Tetsu Osamu, McCormick Frank
Cancer Research Institute and Comprehensive Cancer Center, University of California, San Francisco, CA 94143, USA.
Cancer Cell. 2003 Mar;3(3):233-45. doi: 10.1016/s1535-6108(03)00053-9.
We have investigated the contribution of CDK4 and CDK2 inhibition to G1 arrest in colon cancers following inhibition of the MEK/MAP kinase pathway. CDK4 inhibition is sufficient to cause arrest, but inhibition of CDK2 by p27 Kip1 redistribution or ectopic expression has no effect on proliferation. Likewise, inhibition of CDK2 through expression of dominant-negative (DN) CDK2 or antisense oligonucleotides did not prevent cell proliferation in these cells. We therefore tested whether CDK2 activity is dispensable in other cells. Surprisingly, osteosarcomas and Rb-negative cervical cancers continued to proliferate after depletion of CDK2 through antisense oligonucleotides or small interfering (si) RNA. Here we report of sustained cell proliferation in the absence of CDK2, and we suggest that CDK2 is not a suitable target for cancer therapy.

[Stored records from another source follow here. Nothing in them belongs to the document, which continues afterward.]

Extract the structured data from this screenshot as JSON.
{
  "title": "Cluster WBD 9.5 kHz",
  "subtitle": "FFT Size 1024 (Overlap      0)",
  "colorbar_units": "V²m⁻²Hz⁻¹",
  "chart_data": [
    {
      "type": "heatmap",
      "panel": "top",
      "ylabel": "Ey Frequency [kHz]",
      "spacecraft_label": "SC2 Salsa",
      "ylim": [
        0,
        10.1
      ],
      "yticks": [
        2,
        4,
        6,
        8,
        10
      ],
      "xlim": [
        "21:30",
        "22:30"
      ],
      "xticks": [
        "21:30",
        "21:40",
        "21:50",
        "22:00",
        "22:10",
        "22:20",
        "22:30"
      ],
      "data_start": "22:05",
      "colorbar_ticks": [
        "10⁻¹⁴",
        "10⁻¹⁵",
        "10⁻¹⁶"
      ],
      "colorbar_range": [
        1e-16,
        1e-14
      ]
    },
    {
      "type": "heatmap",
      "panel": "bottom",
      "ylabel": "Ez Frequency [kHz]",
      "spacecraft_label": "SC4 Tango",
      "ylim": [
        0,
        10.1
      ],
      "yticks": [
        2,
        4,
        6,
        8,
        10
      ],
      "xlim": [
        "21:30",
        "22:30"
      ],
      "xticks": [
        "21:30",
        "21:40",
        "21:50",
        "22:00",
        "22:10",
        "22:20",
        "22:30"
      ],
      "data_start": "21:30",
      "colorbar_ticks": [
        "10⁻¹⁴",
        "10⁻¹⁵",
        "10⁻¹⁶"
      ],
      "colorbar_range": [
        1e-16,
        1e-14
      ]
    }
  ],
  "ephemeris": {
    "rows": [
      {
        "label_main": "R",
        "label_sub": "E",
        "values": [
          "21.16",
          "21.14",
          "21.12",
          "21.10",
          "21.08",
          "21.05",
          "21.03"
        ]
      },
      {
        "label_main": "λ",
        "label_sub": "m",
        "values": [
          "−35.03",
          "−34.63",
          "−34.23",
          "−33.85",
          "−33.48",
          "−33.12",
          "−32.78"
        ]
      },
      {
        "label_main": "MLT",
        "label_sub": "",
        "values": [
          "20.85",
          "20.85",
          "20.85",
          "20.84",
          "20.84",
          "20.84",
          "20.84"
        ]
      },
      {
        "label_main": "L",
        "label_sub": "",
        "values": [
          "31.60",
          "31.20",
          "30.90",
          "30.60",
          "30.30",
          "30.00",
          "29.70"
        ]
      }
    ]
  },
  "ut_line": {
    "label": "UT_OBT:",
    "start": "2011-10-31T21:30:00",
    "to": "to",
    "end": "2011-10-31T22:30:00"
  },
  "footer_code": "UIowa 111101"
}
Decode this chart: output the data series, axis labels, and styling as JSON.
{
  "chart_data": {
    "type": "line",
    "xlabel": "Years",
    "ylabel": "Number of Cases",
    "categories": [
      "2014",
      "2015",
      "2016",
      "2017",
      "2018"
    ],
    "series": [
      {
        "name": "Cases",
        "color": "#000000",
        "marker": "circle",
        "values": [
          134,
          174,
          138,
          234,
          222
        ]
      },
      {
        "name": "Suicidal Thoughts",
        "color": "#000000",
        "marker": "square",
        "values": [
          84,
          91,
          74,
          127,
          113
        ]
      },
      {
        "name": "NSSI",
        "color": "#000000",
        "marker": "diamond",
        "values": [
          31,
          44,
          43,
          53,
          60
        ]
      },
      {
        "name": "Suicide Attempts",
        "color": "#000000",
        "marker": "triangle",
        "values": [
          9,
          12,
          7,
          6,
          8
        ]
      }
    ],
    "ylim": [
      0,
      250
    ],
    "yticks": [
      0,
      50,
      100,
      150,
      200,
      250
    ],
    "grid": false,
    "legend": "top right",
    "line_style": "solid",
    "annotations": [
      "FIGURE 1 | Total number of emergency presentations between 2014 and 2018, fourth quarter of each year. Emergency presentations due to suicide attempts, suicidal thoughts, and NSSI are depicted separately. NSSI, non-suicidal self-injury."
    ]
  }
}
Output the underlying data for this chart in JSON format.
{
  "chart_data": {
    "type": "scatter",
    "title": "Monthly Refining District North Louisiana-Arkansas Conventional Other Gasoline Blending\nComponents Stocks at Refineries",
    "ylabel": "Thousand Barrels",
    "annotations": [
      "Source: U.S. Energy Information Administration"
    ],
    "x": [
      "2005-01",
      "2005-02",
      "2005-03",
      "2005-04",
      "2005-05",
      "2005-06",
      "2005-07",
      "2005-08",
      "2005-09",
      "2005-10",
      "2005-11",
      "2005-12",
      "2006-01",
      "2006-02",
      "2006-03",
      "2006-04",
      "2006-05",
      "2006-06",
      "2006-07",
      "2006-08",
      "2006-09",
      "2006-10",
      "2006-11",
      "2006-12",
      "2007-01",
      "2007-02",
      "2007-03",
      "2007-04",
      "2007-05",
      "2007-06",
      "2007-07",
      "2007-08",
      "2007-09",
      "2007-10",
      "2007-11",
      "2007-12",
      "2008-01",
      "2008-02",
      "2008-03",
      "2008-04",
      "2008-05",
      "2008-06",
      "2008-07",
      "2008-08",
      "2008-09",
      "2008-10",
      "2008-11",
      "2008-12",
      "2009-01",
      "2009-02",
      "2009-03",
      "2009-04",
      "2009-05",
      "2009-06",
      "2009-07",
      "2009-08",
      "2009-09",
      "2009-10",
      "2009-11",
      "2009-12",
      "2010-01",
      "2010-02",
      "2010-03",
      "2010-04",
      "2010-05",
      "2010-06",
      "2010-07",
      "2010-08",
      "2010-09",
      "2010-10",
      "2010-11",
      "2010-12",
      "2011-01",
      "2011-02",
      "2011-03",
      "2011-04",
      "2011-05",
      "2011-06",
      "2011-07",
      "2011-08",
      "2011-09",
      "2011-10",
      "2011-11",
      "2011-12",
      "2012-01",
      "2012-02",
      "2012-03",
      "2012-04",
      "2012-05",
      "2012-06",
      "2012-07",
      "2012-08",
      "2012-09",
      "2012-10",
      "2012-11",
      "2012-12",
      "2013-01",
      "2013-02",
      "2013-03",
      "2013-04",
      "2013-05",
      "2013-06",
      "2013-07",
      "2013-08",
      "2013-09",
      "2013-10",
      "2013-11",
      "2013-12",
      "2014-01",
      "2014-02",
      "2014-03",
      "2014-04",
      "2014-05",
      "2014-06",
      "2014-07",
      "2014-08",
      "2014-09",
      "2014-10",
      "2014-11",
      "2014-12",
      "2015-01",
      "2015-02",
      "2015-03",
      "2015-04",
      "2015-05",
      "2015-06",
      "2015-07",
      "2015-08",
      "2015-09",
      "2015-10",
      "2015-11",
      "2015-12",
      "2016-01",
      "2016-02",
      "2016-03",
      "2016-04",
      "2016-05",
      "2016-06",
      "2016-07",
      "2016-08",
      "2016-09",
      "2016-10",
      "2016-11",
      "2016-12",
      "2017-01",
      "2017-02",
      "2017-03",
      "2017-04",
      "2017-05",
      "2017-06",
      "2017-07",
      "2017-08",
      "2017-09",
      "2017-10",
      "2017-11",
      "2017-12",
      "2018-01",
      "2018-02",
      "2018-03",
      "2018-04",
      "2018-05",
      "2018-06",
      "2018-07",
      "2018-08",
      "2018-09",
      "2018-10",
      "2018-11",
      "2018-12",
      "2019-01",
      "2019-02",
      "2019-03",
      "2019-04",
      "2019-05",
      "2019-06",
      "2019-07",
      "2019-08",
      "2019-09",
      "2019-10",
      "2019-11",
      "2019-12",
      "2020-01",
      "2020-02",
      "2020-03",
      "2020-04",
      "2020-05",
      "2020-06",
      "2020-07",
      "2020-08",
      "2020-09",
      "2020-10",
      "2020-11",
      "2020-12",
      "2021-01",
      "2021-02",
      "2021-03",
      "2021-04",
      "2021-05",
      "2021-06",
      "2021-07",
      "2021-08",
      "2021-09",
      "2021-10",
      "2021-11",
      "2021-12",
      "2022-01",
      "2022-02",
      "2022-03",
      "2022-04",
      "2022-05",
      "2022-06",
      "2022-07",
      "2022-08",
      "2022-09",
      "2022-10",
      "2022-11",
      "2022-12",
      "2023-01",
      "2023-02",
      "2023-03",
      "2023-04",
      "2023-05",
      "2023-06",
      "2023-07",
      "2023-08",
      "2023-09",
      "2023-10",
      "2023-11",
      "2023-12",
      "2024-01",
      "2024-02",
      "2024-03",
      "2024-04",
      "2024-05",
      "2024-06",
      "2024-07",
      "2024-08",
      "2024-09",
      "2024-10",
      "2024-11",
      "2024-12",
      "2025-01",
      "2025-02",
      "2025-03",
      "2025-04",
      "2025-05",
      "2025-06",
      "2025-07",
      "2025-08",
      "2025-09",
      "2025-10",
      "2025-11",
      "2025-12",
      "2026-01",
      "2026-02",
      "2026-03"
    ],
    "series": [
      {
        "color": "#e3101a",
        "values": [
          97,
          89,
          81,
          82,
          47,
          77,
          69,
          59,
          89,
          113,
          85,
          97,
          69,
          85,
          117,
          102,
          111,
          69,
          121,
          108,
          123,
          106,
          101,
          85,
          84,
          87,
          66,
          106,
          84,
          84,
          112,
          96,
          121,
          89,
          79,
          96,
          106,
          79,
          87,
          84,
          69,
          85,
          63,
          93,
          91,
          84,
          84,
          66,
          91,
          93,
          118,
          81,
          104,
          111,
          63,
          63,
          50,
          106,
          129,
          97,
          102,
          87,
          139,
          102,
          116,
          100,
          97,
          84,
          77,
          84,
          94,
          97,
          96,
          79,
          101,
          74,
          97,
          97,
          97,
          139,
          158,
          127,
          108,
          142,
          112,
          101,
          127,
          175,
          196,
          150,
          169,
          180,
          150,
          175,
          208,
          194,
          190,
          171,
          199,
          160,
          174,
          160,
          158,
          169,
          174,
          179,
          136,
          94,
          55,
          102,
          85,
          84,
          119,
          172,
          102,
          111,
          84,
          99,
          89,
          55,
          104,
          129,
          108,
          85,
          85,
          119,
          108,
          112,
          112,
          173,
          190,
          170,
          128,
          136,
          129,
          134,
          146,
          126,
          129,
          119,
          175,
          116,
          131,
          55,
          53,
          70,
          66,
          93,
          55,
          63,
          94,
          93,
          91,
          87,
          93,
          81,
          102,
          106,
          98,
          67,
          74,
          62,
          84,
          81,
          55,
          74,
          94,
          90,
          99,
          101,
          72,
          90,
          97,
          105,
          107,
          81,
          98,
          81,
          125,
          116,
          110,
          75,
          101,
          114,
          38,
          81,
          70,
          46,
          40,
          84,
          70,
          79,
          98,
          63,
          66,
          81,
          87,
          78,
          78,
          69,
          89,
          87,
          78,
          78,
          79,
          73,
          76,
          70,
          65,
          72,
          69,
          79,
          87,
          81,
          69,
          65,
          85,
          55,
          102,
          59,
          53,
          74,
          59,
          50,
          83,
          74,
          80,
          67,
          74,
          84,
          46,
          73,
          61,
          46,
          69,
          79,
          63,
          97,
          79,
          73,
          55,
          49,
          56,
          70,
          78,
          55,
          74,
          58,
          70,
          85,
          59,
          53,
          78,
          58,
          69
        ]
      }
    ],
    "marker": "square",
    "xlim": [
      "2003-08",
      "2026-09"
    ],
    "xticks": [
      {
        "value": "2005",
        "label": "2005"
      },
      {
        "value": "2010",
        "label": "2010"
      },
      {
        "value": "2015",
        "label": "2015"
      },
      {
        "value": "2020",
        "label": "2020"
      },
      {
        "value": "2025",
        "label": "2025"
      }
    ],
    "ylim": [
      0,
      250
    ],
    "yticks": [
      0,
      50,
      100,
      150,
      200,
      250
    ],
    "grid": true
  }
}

我们研究了在抑制MEK/MAP激酶途径后,CDK4和CDK2抑制对结肠癌G1期阻滞的作用。抑制CDK4足以导致细胞阻滞,但通过p27 Kip1重新分布或异位表达抑制CDK2对增殖没有影响。同样,通过表达显性负性(DN)CDK2或反义寡核苷酸抑制CDK2也不能阻止这些细胞的增殖。因此,我们测试了CDK2活性在其他细胞中是否是可有可无的。令人惊讶的是,骨肉瘤和Rb阴性宫颈癌在通过反义寡核苷酸或小干扰(si)RNA耗尽CDK2后仍继续增殖。在此我们报告了在没有CDK2的情况下细胞持续增殖的情况,并提出CDK2不是癌症治疗的合适靶点。